Subramanian Hariharan, Ibey Bennett L, Xu Weijian, Wilson Mark A, Ericson M Nance, Coté Gerard L
Department of Biomedical Engineering, Texas A&M University, College Station, TX 77843-3120, USA.
IEEE Trans Biomed Eng. 2005 Jul;52(7):1355-8. doi: 10.1109/TBME.2005.847552.

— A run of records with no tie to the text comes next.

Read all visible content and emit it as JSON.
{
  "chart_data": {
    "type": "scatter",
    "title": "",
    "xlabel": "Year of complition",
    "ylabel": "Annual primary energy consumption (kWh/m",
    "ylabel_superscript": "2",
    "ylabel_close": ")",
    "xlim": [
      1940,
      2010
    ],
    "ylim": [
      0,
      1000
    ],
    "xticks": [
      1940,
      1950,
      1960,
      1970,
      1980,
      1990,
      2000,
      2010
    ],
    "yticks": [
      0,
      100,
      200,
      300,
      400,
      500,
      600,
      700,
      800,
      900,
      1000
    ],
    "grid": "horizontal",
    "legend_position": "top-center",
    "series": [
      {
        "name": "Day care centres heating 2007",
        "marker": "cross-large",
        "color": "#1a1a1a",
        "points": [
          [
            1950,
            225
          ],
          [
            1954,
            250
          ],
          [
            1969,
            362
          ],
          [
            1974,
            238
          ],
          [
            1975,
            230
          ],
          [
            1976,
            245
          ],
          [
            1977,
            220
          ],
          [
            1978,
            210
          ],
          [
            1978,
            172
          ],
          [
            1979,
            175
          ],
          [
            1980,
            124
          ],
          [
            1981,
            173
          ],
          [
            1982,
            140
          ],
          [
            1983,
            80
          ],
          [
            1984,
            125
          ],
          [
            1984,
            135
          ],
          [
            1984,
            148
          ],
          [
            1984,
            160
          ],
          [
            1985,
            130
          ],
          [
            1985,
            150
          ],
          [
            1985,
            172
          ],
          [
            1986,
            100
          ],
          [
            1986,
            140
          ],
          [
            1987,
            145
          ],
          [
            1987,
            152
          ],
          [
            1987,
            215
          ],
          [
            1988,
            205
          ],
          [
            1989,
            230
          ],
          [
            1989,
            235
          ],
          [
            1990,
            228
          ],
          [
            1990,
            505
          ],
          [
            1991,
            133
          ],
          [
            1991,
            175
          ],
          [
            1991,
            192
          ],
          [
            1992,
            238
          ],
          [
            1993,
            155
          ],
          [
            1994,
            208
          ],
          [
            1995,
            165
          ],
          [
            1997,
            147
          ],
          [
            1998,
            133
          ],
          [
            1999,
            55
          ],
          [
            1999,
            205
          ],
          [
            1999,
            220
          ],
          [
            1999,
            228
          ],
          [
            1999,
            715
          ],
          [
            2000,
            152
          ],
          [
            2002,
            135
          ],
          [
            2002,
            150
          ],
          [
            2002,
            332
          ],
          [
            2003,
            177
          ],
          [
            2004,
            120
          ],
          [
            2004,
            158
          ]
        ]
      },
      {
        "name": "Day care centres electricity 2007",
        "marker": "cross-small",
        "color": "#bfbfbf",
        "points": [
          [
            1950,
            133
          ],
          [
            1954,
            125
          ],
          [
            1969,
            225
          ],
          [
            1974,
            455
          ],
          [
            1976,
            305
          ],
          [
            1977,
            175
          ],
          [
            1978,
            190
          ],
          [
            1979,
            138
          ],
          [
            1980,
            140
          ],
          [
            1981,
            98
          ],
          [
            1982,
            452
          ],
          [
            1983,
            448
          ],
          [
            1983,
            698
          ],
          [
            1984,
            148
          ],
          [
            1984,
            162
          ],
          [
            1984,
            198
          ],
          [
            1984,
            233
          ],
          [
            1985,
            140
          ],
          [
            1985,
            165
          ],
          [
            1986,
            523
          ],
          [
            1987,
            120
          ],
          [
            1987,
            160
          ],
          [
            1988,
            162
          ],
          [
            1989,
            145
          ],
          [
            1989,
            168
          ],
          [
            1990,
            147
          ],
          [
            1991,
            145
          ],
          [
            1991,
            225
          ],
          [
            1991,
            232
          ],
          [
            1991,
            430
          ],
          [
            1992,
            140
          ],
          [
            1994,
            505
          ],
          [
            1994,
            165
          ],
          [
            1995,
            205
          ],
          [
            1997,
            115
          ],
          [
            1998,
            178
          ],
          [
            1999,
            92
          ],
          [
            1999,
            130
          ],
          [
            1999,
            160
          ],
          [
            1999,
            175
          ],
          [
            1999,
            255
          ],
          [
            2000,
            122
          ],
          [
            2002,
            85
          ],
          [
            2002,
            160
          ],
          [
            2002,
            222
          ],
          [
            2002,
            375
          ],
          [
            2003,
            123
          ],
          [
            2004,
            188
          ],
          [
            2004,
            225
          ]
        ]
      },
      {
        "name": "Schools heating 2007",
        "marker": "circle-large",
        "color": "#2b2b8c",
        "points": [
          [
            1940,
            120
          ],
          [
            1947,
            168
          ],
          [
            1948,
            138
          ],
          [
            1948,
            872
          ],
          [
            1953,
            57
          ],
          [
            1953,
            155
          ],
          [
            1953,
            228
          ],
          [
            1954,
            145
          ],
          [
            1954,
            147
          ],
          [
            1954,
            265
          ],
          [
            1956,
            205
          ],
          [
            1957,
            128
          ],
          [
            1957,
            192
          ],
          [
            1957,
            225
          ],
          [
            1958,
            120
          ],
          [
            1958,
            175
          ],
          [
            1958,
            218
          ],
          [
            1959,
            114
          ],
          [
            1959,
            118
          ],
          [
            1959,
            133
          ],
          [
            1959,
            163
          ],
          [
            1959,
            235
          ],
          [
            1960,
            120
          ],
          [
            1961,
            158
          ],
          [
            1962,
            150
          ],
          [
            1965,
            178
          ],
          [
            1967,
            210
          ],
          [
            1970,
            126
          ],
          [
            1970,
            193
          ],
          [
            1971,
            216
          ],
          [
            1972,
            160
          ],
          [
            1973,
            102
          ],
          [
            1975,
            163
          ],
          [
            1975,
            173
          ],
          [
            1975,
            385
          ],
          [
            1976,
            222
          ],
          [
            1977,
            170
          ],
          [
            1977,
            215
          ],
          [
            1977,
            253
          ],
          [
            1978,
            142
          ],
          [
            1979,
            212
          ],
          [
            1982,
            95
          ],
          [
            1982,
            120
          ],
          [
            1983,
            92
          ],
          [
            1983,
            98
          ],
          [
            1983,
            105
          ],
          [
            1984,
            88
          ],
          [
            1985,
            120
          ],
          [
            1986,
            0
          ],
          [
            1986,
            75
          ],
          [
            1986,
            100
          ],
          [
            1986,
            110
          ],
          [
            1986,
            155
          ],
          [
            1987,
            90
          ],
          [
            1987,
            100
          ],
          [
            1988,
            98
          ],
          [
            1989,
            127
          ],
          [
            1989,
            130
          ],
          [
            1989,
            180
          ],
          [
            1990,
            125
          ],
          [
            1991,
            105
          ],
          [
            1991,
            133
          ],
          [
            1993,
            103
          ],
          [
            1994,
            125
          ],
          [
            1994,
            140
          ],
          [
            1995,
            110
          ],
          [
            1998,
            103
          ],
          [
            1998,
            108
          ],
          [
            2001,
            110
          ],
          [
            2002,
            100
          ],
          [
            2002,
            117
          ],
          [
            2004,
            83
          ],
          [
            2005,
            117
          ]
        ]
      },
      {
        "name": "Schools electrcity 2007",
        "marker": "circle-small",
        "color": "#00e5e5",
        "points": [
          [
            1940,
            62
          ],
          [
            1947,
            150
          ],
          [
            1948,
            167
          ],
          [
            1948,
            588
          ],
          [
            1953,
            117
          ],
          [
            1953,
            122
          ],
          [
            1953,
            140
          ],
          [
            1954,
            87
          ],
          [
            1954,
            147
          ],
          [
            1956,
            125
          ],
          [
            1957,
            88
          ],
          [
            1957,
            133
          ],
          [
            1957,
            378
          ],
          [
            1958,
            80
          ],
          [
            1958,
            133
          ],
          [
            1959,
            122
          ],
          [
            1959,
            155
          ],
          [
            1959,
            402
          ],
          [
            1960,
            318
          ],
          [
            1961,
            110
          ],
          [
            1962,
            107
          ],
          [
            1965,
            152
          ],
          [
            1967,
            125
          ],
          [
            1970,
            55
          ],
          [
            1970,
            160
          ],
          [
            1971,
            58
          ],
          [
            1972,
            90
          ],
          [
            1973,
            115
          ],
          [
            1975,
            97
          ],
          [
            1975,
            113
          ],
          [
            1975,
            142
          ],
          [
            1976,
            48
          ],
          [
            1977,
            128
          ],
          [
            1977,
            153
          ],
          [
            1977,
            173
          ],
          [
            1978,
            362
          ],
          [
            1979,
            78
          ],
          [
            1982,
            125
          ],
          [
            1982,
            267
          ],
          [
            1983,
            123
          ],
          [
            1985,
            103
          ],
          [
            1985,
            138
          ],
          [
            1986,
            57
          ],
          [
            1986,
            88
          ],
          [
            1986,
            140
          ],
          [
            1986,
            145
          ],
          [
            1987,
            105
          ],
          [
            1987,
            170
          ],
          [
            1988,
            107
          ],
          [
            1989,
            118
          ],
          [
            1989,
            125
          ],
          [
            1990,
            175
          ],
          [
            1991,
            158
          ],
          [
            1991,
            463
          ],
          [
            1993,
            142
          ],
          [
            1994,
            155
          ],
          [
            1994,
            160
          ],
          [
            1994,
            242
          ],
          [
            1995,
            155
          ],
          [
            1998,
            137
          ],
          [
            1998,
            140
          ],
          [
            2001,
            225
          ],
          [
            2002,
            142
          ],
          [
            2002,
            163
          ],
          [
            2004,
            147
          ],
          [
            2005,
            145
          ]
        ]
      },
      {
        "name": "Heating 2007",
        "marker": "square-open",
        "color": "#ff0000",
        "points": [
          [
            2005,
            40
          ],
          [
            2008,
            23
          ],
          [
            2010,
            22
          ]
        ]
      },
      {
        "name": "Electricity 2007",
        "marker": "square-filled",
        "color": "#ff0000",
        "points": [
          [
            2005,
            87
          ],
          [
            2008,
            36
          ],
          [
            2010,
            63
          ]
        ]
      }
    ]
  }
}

In designing an implantable sensor for perfusion monitoring of transplant organs the ability of the sensor to gather perfusion information with limited power consumption and in near real time is paramount. The following work was performed to provide a processing method that is able to predict perfusion and oxygenation change within the blood flowing through a transplanted organ. For this application, an autocorrelation-based algorithm was used to reduce the acquisition time required for fast Fourier transform (FFT) analysis while retaining the accuracy inherent to FFT analysis. In order to provide data proving that the developed method is able to predict perfusion as accurately as FFT two experiments were developed isolating both periodic and quasi-periodic cardiac frequencies. It was shown that the autocorrelation-based method was able to perform comparably with FFT (limited to a sampling frequency of 300 Hz) and maintain accuracy down to acquisition times as low as 4 s in length.
在设计用于移植器官灌注监测的可植入传感器时,传感器以有限功耗近乎实时地收集灌注信息的能力至关重要。开展以下工作是为了提供一种能够预测流经移植器官的血液中灌注和氧合变化的处理方法。对于此应用,使用了一种基于自相关的算法来减少快速傅里叶变换(FFT)分析所需的采集时间,同时保留FFT分析固有的准确性。为了提供数据证明所开发的方法能够像FFT一样准确地预测灌注,开展了两个实验,分别分离出周期性和准周期性心脏频率。结果表明,基于自相关的方法能够与FFT相媲美(限于300 Hz的采样频率),并且在低至4秒的采集时间内仍能保持准确性。